Some companies live longer than others. McKinsey partner Claudio Feser knows what these companies do better.
Mr Feser, you examined company life cycles for your book.* How long do companies last, on average?
Much less than people generally think. Half of all publicly listed companies disappear within a decade. Only one in seven makes it to 30, and only one in 20 sees its 50th anniversary. As with people, most companies follow a natural life cycle of birth, growth, maturity and death.Unlike with people, however, not every company experiences “death”.
Some have been around for hundreds of years, as we showed in an article on the Methuselahs of the corporate world. What do these companies do better than others?
First, you have to know why companies do not last long. Markets are dynamic, but companies are not. The markets redeploy around 20 to 25% of their capital every year in the search for more attractive returns around the world and in different industries. By contrast, companies redeploy only 2% to 6% of their capital each year.
Why is that?
Companies are often, at least in the short term, bound to certain regions and certain markets. To put it simply, their budget is often simply the previous year’s budget plus a couple percent. Companies that have been around for a long time tend to be more dynamic. They question themselves, they experiment, they constantly develop new products, processes and business methods. They are therefore able to adapt to changing markets and environments and extend their life expectancy. I call such companies serial innovators.

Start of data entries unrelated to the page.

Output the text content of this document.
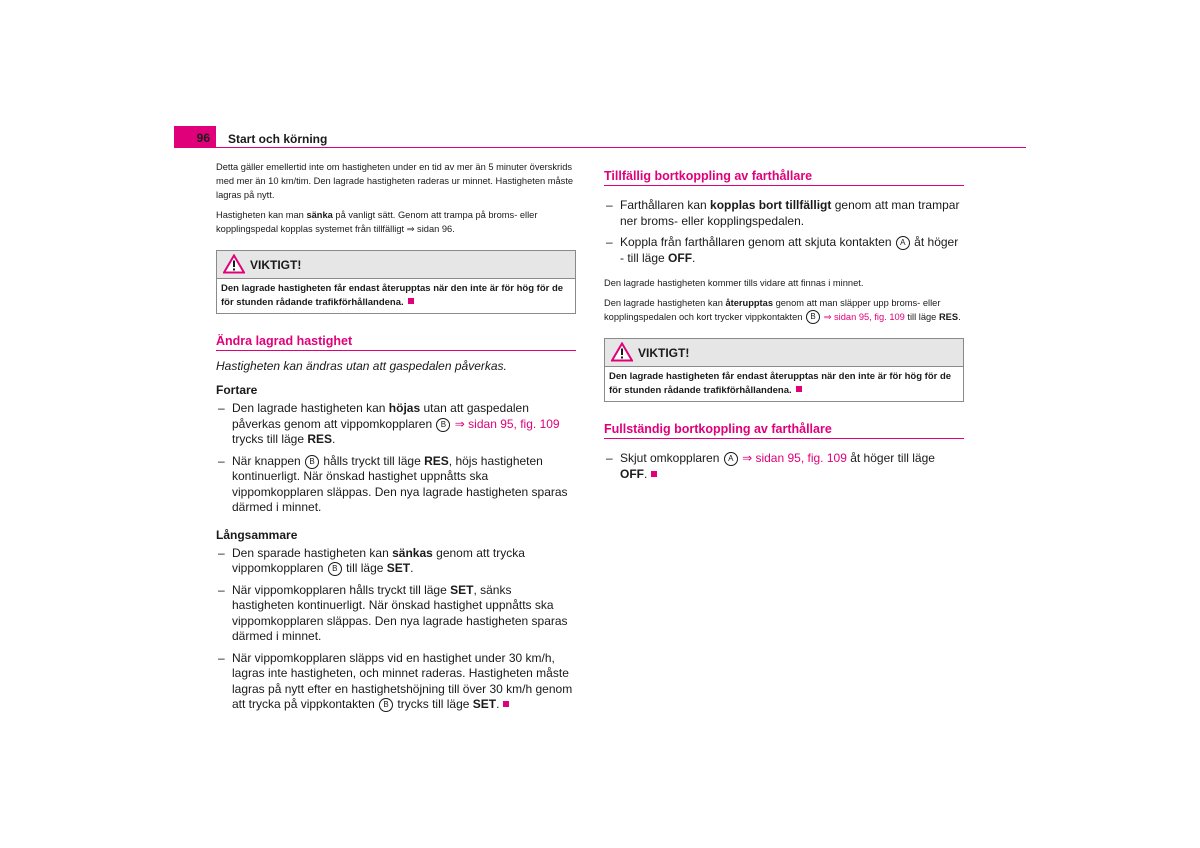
96 Start och körning

Detta gäller emellertid inte om hastigheten under en tid av mer än 5 minuter överskrids med mer än 10 km/tim. Den lagrade hastigheten raderas ur minnet. Hastigheten måste lagras på nytt.

Hastigheten kan man sänka på vanligt sätt. Genom att trampa på broms- eller kopplingspedal kopplas systemet från tillfälligt ⇒ sidan 96.

VIKTIGT!
Den lagrade hastigheten får endast återupptas när den inte är för hög för de för stunden rådande trafikförhållandena.
Ändra lagrad hastighet
Hastigheten kan ändras utan att gaspedalen påverkas.
Fortare
– Den lagrade hastigheten kan höjas utan att gaspedalen påverkas genom att vippomkopplaren B ⇒ sidan 95, fig. 109 trycks till läge RES.
– När knappen B hålls tryckt till läge RES, höjs hastigheten kontinuerligt. När önskad hastighet uppnåtts ska vippomkopplaren släppas. Den nya lagrade hastigheten sparas därmed i minnet.
Långsammare
– Den sparade hastigheten kan sänkas genom att trycka vippomkopplaren B till läge SET.
– När vippomkopplaren hålls tryckt till läge SET, sänks hastigheten kontinuerligt. När önskad hastighet uppnåtts ska vippomkopplaren släppas. Den nya lagrade hastigheten sparas därmed i minnet.
– När vippomkopplaren släpps vid en hastighet under 30 km/h, lagras inte hastigheten, och minnet raderas. Hastigheten måste lagras på nytt efter en hastighetshöjning till över 30 km/h genom att trycka på vippkontakten B trycks till läge SET.
Tillfällig bortkoppling av farthållare
– Farthållaren kan kopplas bort tillfälligt genom att man trampar ner broms- eller kopplingspedalen.
– Koppla från farthållaren genom att skjuta kontakten A åt höger - till läge OFF.

Den lagrade hastigheten kommer tills vidare att finnas i minnet.

Den lagrade hastigheten kan återupptas genom att man släpper upp broms- eller kopplingspedalen och kort trycker vippkontakten B ⇒ sidan 95, fig. 109 till läge RES.

VIKTIGT!
Den lagrade hastigheten får endast återupptas när den inte är för hög för de för stunden rådande trafikförhållandena.
Fullständig bortkoppling av farthållare
– Skjut omkopplaren A ⇒ sidan 95, fig. 109 åt höger till läge OFF.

Could you name two or three companies that you think do this particularly well?
It is difficult to single out particular companies because the specific approaches for continuous innovation are so varied. But if I had to name three companies, they would be Pixar, Apple and Novartis. They manage to constantly reinvent themselves and not only expand existing markets, but create entirely new ones.
Other companies do not do this. Why not?
Like biological organisms, companies age. Their “metabolism” slows down and they become more sluggish. Behavioural psychology refers to this as “rigidity”, which is another way of saying they become more cumbersome. A company’s processes become more bureaucratic and its corporate culture becomes inflexible to change.
Why does this occur?
Based on their experiences, people develop patterns of thinking that make them act in a biased manner. Psychologists call this “cognitive bias”. A study by McKinsey, for example, showed that managers often give disproportionate weight to potential losses compared to potential gains. For example, they hesitate to make investments if these have to be recognised in the income statement as an expense. Such thinking can sometimes prevent managers from identifying important market or technological changes and seizing worthwhile opportunities.

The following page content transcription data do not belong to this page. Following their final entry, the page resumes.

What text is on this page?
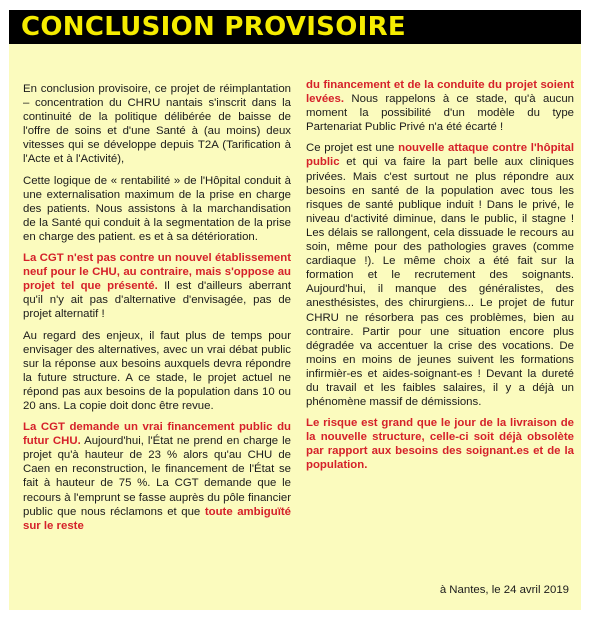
CONCLUSION PROVISOIRE

En conclusion provisoire, ce projet de réimplantation – concentration du CHRU nantais s'inscrit dans la continuité de la politique délibérée de baisse de l'offre de soins et d'une Santé à (au moins) deux vitesses qui se développe depuis T2A (Tarification à l'Acte et à l'Activité),

Cette logique de « rentabilité » de l'Hôpital conduit à une externalisation maximum de la prise en charge des patients. Nous assistons à la marchandisation de la Santé qui conduit à la segmentation de la prise en charge des patient. es et à sa détérioration.

La CGT n'est pas contre un nouvel établissement neuf pour le CHU, au contraire, mais s'oppose au projet tel que présenté. Il est d'ailleurs aberrant qu'il n'y ait pas d'alternative d'envisagée, pas de projet alternatif !

Au regard des enjeux, il faut plus de temps pour envisager des alternatives, avec un vrai débat public sur la réponse aux besoins auxquels devra répondre la future structure. A ce stade, le projet actuel ne répond pas aux besoins de la population dans 10 ou 20 ans. La copie doit donc être revue.

La CGT demande un vrai financement public du futur CHU. Aujourd'hui, l'État ne prend en charge le projet qu'à hauteur de 23 % alors qu'au CHU de Caen en reconstruction, le financement de l'État se fait à hauteur de 75 %. La CGT demande que le recours à l'emprunt se fasse auprès du pôle financier public que nous réclamons et que toute ambiguïté sur le reste

du financement et de la conduite du projet soient levées. Nous rappelons à ce stade, qu'à aucun moment la possibilité d'un modèle du type Partenariat Public Privé n'a été écarté !

Ce projet est une nouvelle attaque contre l'hôpital public et qui va faire la part belle aux cliniques privées. Mais c'est surtout ne plus répondre aux besoins en santé de la population avec tous les risques de santé publique induit ! Dans le privé, le niveau d'activité diminue, dans le public, il stagne ! Les délais se rallongent, cela dissuade le recours au soin, même pour des pathologies graves (comme cardiaque !). Le même choix a été fait sur la formation et le recrutement des soignants. Aujourd'hui, il manque des généralistes, des anesthésistes, des chirurgiens... Le projet de futur CHRU ne résorbera pas ces problèmes, bien au contraire. Partir pour une situation encore plus dégradée va accentuer la crise des vocations. De moins en moins de jeunes suivent les formations infirmièr-es et aides-soignant-es ! Devant la dureté du travail et les faibles salaires, il y a déjà un phénomène massif de démissions.

Le risque est grand que le jour de la livraison de la nouvelle structure, celle-ci soit déjà obsolète par rapport aux besoins des soignant.es et de la population.

à Nantes, le 24 avril 2019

Could you provide a concrete example of this?
One prominent example is Bethlehem Steel, which was one of the largest companies in the US in the 1950s. Its management, perhaps precisely because it had been very successful for so long, did not see the ground-breaking developments that were occurring, such as the trend towards mid- and low-rise buildings – and thus lighter steel construction – as well as the emergence of a new production method called continuous casting. The company found itself with products that were no longer needed and a cost structure that was no longer competitive. After being in existence for 140 years, Bethlehem Steel filed for bankruptcy in 2003.
What can companies do to combat such sclerotic mentalities?
You have to act on both an individual level and on an organisational level. On the individual level, serial innovators are typically run by a diverse set of people. Gender diversity is, of course, one issue. It is also important for managers to have as diverse a range of experience as possible. Beyond this, the team dynamic has to work. Healthy debates are crucial for the survival of companies, and team members must be able to build on the viewpoints of others.
And on the organisational level?
Serial innovators tend to be organised in smaller, relatively independent units. They experiment more in order to be able to establish new skills and capabilities more quickly than the competition. Most importantly, they tend to have a corporate culture that not only rewards performance, but one that also calls for opposing points of view and debates. In this way, serial innovators constantly challenge themselves to become better.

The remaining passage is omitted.